Es gibt noch genug freie Flächen und damit Potenzial
„Um die große Masse zu überzeugen, muss es sich wirtschaftlich lohnen. Wenn der Solarstrom günstiger ist, überzeugt das“, bestärkt Stanglmair diese Einschätzung. 2023 sei deshalb auch in Moosburg ein sehr gutes Jahr gewesen. Besonders Ende 2023 und Anfang des Jahres 2024 habe die Nachfrage jedoch wieder etwas nachgelassen, so Stanglmair. Obwohl er weiterhin hohe Strompreise prognostiziert, rechnet er damit, dass der Anstieg der erzeugten Solarenergie wieder auf ein „Normalmaß“ zurückgehe.
Der aktuelle Ausbau der Solarenergie ist für den Vorsitzenden der Solarfreunde Moosburg noch lange nicht ausreichend und nicht schnell genug. Es gebe noch sehr viel Potenzial, sagt er. Obwohl sich nicht alle Orte eignen würden wegen Schattenseiten oder Denkmalschutz, gebe es noch genug freie Flächen und die Bürger könnten noch aktiver werden.

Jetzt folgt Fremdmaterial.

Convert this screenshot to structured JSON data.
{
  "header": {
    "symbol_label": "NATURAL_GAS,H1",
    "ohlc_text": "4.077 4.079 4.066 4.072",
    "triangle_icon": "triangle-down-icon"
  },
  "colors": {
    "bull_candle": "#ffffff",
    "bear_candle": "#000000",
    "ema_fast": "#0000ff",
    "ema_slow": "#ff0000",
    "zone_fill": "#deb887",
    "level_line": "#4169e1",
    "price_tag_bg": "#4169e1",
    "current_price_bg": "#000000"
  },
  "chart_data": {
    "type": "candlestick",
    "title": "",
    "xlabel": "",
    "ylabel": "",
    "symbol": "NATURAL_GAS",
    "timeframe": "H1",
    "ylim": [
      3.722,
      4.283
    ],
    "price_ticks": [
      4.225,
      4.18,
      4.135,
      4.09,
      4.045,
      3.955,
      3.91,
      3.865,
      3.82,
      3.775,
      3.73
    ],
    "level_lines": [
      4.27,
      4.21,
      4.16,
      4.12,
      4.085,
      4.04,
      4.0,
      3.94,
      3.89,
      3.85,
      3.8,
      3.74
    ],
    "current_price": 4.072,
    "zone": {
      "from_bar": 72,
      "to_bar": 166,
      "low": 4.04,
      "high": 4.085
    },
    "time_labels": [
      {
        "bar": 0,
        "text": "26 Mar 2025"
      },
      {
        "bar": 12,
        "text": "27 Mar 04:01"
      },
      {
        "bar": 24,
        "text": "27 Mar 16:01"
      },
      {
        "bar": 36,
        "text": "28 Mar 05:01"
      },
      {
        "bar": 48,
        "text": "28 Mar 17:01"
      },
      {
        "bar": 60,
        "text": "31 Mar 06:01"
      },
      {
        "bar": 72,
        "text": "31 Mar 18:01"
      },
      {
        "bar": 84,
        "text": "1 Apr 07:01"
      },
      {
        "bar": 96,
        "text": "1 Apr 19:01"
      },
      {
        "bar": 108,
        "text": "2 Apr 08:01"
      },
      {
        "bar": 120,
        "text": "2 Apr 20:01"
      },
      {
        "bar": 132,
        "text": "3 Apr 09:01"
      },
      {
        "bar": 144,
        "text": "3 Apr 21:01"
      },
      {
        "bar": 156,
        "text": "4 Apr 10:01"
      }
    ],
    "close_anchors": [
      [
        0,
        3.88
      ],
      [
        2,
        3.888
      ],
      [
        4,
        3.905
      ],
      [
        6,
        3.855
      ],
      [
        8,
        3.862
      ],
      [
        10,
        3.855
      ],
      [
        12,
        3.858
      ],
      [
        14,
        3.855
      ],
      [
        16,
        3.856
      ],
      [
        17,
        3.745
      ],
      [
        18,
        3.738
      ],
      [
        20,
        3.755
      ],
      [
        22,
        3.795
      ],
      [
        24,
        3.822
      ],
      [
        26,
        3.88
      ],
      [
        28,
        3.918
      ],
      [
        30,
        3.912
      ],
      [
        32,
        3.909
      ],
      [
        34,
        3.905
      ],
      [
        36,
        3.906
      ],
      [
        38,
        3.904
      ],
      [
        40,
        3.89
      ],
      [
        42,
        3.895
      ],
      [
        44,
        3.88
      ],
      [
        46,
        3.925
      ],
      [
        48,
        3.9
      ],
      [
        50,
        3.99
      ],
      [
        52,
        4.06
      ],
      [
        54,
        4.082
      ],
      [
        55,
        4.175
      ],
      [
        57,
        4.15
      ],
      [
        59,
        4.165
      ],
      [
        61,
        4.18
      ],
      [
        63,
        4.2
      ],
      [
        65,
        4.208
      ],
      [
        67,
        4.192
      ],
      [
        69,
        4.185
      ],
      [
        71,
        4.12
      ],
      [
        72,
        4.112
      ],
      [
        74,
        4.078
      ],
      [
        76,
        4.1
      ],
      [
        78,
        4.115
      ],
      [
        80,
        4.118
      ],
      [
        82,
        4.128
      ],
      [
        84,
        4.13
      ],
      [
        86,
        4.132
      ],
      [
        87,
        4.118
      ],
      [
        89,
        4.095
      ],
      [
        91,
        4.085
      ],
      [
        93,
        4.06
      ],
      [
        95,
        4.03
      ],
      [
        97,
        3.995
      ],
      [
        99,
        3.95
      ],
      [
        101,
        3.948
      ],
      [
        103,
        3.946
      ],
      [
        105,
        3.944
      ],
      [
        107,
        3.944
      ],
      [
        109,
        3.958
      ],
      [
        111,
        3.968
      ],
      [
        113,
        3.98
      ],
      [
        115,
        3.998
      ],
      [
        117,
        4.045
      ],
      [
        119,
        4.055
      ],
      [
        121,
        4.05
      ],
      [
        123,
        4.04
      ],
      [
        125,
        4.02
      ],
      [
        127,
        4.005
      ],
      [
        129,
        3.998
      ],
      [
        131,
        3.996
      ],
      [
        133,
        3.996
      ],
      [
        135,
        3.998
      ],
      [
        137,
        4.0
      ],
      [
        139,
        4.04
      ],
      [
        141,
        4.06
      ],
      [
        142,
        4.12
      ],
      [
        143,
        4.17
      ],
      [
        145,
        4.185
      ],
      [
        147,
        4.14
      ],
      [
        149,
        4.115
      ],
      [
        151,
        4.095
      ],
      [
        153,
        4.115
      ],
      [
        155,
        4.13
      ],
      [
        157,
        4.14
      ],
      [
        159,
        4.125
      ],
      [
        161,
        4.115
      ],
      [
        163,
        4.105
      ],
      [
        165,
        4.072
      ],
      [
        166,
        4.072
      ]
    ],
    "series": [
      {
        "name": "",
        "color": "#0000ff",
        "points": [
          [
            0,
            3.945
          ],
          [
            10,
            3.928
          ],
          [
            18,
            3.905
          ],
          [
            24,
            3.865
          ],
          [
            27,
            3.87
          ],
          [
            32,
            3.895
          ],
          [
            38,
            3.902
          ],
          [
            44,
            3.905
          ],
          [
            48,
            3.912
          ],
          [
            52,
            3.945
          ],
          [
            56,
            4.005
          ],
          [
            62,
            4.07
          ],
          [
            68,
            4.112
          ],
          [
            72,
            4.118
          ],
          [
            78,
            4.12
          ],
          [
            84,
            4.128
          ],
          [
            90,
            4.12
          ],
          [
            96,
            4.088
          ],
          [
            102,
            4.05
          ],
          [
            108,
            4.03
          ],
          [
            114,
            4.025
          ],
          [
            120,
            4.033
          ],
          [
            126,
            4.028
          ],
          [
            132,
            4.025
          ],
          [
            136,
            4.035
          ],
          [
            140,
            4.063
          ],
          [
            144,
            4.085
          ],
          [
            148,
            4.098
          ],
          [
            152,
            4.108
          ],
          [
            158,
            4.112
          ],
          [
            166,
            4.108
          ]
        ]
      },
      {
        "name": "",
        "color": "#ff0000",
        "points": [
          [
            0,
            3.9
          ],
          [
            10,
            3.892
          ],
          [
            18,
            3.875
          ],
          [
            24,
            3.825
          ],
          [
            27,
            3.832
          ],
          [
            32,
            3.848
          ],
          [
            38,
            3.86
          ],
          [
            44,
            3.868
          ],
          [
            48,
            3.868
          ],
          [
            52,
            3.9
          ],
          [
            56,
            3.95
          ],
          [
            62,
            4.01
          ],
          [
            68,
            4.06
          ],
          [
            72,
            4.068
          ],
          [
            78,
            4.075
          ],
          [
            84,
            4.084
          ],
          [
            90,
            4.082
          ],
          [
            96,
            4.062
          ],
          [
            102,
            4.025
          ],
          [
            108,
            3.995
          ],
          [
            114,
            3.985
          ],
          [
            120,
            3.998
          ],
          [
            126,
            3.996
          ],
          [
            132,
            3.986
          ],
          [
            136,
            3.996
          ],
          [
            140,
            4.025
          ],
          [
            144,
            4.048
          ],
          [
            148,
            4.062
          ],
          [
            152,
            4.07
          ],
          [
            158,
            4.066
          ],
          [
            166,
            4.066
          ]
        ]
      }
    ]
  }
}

In der Region herrschen gute Einstrahlungswerte und die Installation einer Photovoltaik-Anlage würde sich laut der Stadtwerke in den meisten Fällen lohnen. Die Einstrahlung auf das eigene Dach könne man in Freising im Solarkataster des Landkreises nachschauen, in Erding gebe es ein solches Kataster weiterhin nicht.